Specialized AI Agents Move Into High-Stakes Enterprise Workflows
AI-powered enterprise startups are increasingly focused on narrow, high-stakes workflows, where specialized agents automate complex decisions in compliance, engineering, and sales while keeping humans in control. Rather than selling general-purpose chatbots, these companies are embedding domain-tuned AI into existing processes such as pharma marketing compliance review, physics-based engineering simulation, and revenue operations automation. Their goal is to remove long-standing bottlenecks—like medical, legal, and regulatory queues, slow design iterations, and manual follow-up work—without sacrificing auditability or quality. Recent AI enterprise funding activity shows investors backing “agent-native platforms” that combine proprietary models, domain experts, and guardrails to operate safely in regulated or business-critical environments. That shift marks a new phase of AI adoption: from experimentation around productivity to targeted automation of core workflows that determine how fast products reach markets and how reliably revenue teams execute go-to-market plans.
Solstice Targets Pharma Marketing Compliance as a System-of-Record Problem
Solstice raised a USD 21 million (approx. RM96.6 million) Series A to speed pharma marketing compliance review cycles by unifying content creation, evidence grounding, and workflow routing in a single AI-native platform. The company positions itself as both a software provider and an AI-focused marketing agency, pairing pharma-specific models with in-house subject-matter experts who sit inside medical, legal, and regulatory (MLR) processes. The platform ingests clinical data, regulator documents, and approved literature, then drafts grounded assets before they reach formal MLR review. Experts apply a pre-review scoring step to predict approval likelihood and catch issues early. According to Solstice, brands using the system move “from concept to MLR submission in under 48 hours” and cut average review rounds from 3.2 to 1.2, while producing nearly three times more content. Those metrics suggest AI agents that work as compliance co-pilots, not replacements.

NP Company Builds AI Simulation Software for Industrial Engineering
NP Company has secured a €6 million pre-seed round to build AI simulation software that accelerates engineering design in sectors such as aerospace, defence, energy, electronics, data centres, and automotive. Founded by researchers from Paris-Saclay University and emerging from the Inria research ecosystem, the company trains transformer architectures on industrial physics data, adapting techniques popularized by large language models to physical simulation. Traditional simulation packages can take days or weeks to resolve a single design iteration, limiting experimentation and slowing time-to-market. NP Company reports speed improvements of up to 1,000 times on industrial benchmarks while maintaining fidelity across full assemblies, aiming to return results in seconds instead of days. In the founders’ view, the key bottleneck in industrial design has long been the simulation step; by automating this with specialized AI agents, engineers can explore more design options and respond faster to real-world constraints.
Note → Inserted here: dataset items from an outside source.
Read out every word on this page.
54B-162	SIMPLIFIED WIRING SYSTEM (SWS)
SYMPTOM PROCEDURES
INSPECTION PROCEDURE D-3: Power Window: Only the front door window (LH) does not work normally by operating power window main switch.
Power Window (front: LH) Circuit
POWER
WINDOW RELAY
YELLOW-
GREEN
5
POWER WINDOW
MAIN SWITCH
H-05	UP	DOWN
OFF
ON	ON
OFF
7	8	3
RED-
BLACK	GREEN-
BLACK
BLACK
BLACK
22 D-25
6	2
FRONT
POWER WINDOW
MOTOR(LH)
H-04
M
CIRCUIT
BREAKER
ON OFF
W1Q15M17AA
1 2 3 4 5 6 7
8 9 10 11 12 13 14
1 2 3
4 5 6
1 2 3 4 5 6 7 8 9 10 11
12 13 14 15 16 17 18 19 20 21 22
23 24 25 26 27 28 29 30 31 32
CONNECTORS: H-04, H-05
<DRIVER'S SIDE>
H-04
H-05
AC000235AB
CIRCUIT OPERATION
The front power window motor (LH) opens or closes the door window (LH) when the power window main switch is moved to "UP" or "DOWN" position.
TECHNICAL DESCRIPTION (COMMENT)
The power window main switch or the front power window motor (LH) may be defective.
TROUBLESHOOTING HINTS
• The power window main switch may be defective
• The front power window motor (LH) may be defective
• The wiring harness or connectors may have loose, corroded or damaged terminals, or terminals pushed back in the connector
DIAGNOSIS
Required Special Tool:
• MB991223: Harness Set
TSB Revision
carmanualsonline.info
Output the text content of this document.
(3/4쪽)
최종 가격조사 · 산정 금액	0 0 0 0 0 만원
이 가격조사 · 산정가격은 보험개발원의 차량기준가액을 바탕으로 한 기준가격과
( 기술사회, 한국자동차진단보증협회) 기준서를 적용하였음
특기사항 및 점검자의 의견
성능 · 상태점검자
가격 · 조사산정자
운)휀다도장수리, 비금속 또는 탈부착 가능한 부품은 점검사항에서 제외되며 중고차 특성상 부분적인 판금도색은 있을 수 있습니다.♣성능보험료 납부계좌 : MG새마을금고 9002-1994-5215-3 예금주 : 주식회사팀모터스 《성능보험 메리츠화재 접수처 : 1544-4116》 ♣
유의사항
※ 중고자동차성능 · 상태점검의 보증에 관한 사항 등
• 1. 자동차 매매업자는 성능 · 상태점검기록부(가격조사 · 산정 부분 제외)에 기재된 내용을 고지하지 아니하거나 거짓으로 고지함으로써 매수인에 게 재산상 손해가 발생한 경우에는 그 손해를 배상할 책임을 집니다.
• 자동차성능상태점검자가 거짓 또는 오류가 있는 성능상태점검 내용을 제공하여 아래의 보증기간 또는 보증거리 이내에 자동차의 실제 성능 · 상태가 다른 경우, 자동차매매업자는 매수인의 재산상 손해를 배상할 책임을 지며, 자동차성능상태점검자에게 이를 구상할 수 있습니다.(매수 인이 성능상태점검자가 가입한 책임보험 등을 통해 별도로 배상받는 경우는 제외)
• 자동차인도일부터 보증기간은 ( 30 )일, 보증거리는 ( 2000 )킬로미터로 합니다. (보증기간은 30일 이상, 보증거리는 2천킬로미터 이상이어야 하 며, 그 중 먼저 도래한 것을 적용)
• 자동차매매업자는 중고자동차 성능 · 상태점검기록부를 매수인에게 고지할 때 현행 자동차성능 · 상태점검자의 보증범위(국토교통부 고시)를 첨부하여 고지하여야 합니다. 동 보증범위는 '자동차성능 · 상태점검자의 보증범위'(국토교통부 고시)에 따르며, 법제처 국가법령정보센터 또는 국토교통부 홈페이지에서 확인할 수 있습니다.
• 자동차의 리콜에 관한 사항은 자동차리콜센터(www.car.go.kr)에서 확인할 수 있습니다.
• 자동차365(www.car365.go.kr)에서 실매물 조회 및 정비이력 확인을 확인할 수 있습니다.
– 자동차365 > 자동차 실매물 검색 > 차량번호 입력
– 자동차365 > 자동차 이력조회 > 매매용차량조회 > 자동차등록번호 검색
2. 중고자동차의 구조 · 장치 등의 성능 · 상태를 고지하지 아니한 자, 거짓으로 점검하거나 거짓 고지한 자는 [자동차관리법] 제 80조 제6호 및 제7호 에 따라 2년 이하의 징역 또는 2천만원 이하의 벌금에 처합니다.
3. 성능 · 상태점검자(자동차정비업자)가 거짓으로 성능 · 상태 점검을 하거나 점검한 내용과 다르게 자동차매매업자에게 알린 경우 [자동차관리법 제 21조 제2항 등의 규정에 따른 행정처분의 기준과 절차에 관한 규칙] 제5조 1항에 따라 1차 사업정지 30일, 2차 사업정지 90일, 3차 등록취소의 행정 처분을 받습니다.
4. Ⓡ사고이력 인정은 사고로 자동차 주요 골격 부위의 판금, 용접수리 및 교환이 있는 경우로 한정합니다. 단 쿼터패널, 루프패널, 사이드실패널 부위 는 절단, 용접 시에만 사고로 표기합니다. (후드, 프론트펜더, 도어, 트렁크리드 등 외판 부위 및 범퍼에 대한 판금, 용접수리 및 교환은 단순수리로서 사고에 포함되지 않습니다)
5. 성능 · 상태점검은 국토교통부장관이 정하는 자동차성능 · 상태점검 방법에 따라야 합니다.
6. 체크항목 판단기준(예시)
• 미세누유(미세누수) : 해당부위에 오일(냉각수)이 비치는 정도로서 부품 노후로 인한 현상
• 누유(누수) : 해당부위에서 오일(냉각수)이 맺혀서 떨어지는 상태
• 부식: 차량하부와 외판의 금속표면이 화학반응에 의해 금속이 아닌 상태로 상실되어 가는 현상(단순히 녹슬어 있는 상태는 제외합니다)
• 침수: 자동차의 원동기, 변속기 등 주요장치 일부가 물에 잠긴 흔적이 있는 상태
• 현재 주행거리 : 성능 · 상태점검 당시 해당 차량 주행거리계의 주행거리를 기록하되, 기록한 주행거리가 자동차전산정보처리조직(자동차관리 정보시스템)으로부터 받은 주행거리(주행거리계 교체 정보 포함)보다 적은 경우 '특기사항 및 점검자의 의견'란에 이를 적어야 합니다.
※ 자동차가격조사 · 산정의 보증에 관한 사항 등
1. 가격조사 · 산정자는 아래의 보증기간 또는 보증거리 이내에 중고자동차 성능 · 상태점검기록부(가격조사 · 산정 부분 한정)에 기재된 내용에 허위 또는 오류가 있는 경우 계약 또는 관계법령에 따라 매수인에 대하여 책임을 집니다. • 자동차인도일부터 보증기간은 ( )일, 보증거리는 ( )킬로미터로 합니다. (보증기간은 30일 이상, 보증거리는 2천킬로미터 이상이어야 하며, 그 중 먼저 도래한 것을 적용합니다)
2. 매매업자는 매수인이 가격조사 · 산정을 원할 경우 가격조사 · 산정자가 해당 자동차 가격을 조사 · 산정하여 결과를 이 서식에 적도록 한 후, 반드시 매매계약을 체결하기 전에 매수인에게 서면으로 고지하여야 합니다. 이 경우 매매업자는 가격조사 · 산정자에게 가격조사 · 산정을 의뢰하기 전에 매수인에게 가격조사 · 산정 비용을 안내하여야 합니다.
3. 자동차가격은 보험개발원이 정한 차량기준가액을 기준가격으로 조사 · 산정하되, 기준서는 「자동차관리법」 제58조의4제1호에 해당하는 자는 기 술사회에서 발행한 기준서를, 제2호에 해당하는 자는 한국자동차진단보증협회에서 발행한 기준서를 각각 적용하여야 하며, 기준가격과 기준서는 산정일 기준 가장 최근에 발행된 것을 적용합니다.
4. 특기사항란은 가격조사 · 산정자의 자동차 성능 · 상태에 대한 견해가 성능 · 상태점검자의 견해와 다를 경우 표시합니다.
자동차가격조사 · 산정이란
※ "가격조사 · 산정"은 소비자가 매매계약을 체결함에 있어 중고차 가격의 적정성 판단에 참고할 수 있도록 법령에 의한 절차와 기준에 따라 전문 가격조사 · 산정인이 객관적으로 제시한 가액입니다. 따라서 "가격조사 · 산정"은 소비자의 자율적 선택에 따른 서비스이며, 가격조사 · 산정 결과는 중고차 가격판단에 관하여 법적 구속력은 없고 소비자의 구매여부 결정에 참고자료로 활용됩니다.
Airspeed’s Agent-Native Platform Automates Revenue Operations Execution
Airspeed has raised a €17.2 million (USD 20 million; approx. RM92 million) Series A to develop an agent-native platform that acts as an execution layer for revenue teams. Rather than adding another dashboard, Airspeed connects to calls, emails, tickets, and CRM data, then deploys autonomous agents that update systems, flag risks, and generate follow-ups on live deals. The company describes itself as a “commercial brain” that builds a persistent memory of each organisation’s go-to-market context, while keeping humans responsible for decisions. Its architecture combines a unified commercial knowledge layer, an agent runtime with guardrails, and continuous evaluations to make actions trustworthy. As CEO Adam Liska explains, “Revenue teams have systems of record and systems of intelligence. What they don’t have is a system of action – one that understands their unique commercial context and does the work.” This is revenue operations automation built from the ground up for agents.
From General-Purpose AI to Embedded Enterprise Agents
Taken together, Solstice, NP Company, and Airspeed show how AI enterprise funding is shifting toward vertical solutions where agents are embedded into regulated and complex workflows. Each startup combines domain-specific models with process ownership: pharma marketing compliance, industrial simulation, and go-to-market execution. These AI systems do more than suggest next steps; they generate compliant content, run physics simulations in seconds, and execute revenue tasks in production systems. Human experts remain in the loop, but their attention moves to exception handling and strategic decisions rather than manual checks and data entry. The common pattern is an “agent-native platform” designed as a system of action that reduces review times and operational friction. That move away from general-purpose tools suggests the next wave of enterprise AI will be judged less on model size and more on proven cycle-time reductions and audit-ready outcomes in specific business domains.